Canberra’s parrots might be beautiful to behold, but there has long been a bone of contention between them and us. And not just because of their ear-piercing screech.
In his memoirs, pioneer Samuel Shumack (1850-1940) recalled one single day in the 1880s when he got busy with his blunderbuss and dispatched more than 500 of them for attacking his orchard. For all the good it did.
“They came on in greater numbers than before,” he wrote, ruefully.
“The same thing took place at Duntroon. Mr Campbell shot more than 80 before breakfast, and he declared that when he went out at 10 am, 20 in addition to every one shot had come to the funeral of their mates.

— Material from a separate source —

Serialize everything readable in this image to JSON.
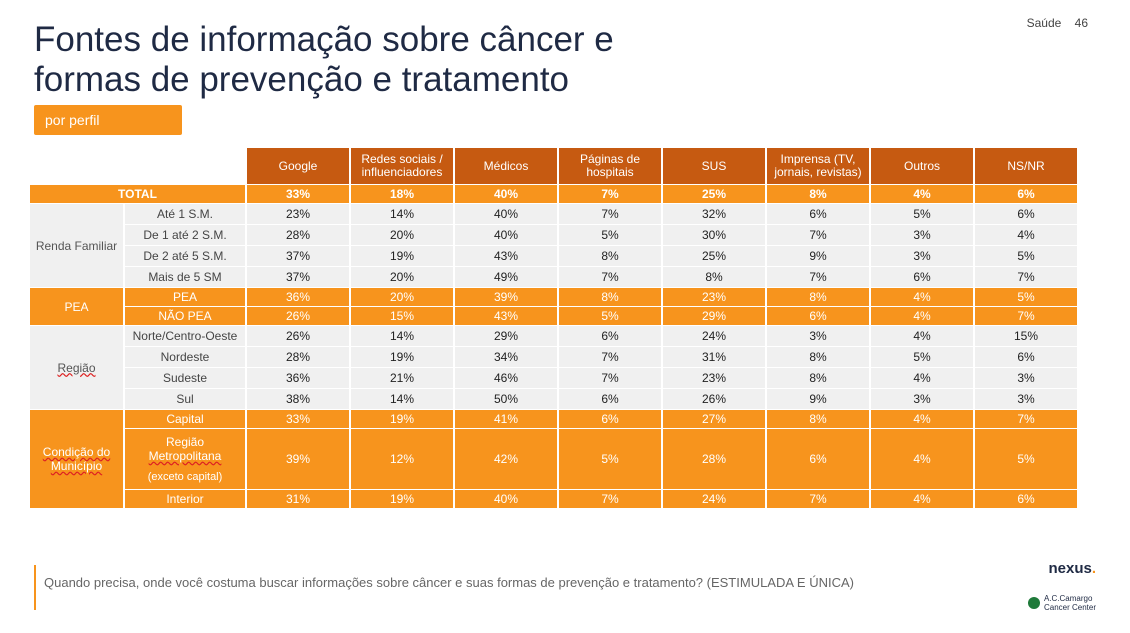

“He discontinued shooting and employed men to cover the trees with wire netting and thus saved the late cherry and apricot crops.”

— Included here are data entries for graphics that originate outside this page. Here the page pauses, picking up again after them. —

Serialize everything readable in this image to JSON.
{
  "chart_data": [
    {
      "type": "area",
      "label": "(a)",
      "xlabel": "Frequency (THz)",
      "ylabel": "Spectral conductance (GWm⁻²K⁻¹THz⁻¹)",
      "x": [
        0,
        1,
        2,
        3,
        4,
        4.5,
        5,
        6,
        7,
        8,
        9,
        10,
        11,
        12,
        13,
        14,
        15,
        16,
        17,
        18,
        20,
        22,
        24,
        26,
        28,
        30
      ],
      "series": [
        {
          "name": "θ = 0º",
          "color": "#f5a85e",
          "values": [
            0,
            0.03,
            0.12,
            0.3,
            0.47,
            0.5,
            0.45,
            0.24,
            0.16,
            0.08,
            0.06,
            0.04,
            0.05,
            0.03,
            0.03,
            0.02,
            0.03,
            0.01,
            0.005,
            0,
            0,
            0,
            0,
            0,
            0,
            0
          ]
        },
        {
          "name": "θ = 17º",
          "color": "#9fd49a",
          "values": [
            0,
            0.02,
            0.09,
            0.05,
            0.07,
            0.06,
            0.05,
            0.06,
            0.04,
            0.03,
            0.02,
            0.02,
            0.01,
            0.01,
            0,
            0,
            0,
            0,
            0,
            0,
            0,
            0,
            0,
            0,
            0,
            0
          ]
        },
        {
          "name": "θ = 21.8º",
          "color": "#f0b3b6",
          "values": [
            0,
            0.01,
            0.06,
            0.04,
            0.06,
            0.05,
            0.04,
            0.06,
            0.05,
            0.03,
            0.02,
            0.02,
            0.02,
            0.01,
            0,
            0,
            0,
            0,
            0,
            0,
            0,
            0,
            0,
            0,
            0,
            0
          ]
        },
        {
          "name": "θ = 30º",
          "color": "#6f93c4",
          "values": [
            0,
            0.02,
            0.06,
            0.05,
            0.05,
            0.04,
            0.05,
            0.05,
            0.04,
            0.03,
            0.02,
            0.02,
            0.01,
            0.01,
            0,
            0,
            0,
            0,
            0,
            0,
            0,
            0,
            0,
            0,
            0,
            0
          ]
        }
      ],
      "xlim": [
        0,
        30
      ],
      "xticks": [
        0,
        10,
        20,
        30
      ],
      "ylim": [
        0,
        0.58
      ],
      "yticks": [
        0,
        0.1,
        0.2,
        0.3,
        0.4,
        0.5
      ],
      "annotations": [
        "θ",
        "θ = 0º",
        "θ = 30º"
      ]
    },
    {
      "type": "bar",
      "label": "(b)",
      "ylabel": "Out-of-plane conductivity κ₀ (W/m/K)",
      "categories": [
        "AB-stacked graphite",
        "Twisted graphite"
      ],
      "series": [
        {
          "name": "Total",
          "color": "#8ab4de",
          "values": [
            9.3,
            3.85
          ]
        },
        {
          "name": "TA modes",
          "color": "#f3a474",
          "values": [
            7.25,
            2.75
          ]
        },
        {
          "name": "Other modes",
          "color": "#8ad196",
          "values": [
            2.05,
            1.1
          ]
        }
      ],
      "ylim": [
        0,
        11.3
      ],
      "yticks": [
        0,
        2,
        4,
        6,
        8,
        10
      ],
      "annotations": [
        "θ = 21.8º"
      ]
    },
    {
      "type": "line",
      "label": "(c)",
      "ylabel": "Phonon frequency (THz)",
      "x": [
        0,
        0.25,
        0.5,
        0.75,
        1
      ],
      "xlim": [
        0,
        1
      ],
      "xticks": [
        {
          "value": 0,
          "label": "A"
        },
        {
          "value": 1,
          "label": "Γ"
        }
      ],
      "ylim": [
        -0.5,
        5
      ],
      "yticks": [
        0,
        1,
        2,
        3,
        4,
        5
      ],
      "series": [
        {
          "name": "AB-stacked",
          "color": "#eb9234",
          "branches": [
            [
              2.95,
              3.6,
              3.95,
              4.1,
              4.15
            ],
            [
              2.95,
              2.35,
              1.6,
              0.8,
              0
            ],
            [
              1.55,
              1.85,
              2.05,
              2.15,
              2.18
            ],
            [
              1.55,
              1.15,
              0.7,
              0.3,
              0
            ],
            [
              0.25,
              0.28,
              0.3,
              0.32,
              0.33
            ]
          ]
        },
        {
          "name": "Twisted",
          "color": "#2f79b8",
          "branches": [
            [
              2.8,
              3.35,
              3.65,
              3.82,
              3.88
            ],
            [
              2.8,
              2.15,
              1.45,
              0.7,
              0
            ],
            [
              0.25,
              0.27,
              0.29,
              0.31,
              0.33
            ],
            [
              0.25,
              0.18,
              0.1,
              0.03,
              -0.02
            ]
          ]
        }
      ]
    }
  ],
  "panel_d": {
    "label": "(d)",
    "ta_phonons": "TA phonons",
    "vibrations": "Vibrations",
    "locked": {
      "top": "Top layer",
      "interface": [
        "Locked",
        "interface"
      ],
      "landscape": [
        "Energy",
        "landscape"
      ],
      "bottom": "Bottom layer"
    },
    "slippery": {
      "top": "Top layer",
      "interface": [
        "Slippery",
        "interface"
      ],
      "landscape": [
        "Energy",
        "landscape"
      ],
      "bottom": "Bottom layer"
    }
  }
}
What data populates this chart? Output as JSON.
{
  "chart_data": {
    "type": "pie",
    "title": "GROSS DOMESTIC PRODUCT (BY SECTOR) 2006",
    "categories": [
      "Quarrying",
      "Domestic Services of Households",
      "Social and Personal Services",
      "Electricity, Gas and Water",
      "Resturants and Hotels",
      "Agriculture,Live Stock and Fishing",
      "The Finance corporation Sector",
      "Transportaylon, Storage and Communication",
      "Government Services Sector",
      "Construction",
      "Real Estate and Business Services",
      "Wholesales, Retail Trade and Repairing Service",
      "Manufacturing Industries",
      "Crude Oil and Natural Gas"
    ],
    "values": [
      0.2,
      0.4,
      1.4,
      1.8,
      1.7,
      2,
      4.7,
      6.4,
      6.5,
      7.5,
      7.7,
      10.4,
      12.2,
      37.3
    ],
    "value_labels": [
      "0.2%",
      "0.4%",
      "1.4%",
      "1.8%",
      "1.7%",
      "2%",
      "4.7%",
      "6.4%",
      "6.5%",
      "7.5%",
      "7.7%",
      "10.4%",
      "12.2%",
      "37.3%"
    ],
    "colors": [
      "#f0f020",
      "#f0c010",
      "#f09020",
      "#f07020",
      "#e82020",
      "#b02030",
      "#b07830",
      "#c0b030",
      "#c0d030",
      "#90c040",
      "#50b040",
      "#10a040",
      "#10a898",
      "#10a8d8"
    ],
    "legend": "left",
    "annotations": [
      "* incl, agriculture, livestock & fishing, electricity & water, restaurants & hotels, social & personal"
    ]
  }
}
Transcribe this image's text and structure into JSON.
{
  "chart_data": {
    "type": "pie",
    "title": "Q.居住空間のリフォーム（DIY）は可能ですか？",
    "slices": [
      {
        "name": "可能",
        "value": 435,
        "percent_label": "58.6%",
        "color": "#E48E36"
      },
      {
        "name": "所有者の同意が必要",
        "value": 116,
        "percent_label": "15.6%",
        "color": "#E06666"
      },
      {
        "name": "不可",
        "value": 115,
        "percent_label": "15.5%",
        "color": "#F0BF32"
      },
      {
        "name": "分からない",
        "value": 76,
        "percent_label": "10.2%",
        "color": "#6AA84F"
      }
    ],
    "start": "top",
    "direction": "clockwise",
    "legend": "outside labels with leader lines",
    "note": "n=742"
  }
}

The gang-gang cockatoo has gone on to become the bird emblem for the ACT, while flocks of sulphur-crested cockatoos are our version of snow in winter, white-washing the ground throughout the city.
Canberra naturalist Ian Fraser says it’s quite normal to see flocks upon flocks by the roads between March and August.
“They breed in the paddock trees around Canberra in summer and come into town in winter for the food supply,” he says.
“This can be underground tubers, mostly of weeds, or acorns, especially of pin oaks. Also fruit and flowers, although not quite so much in winter.”
As for their destructive streak, Ian puts it down to a few things, starting with boredom.
“You’ve got to do something while your lunch is digesting, don’t you?” he says.
“They can collect food in their crop faster than they can ingest it, which they do later, safely off the ground. They’re too intelligent just to loaf about doing nothing.”
Second, they’re used to ripping off bark from trees to see what edibles are hiding beneath it, and Ian suspects pulling the rubber strips off lights is an extension of that behaviour.
“Besides, it’s fun to swing on the dangling plastic cover,” he says.
Much like a fingernail, a cockatoo’s beak also grows perpetually, and needs to be kept in check by gnawing.
But are there ways of keeping cockatoos off your lights, window seals, washing, or fruit trees?
“Apparently not,” the naturalist says.
Just part and parcel of living in the Bush Capital it seems.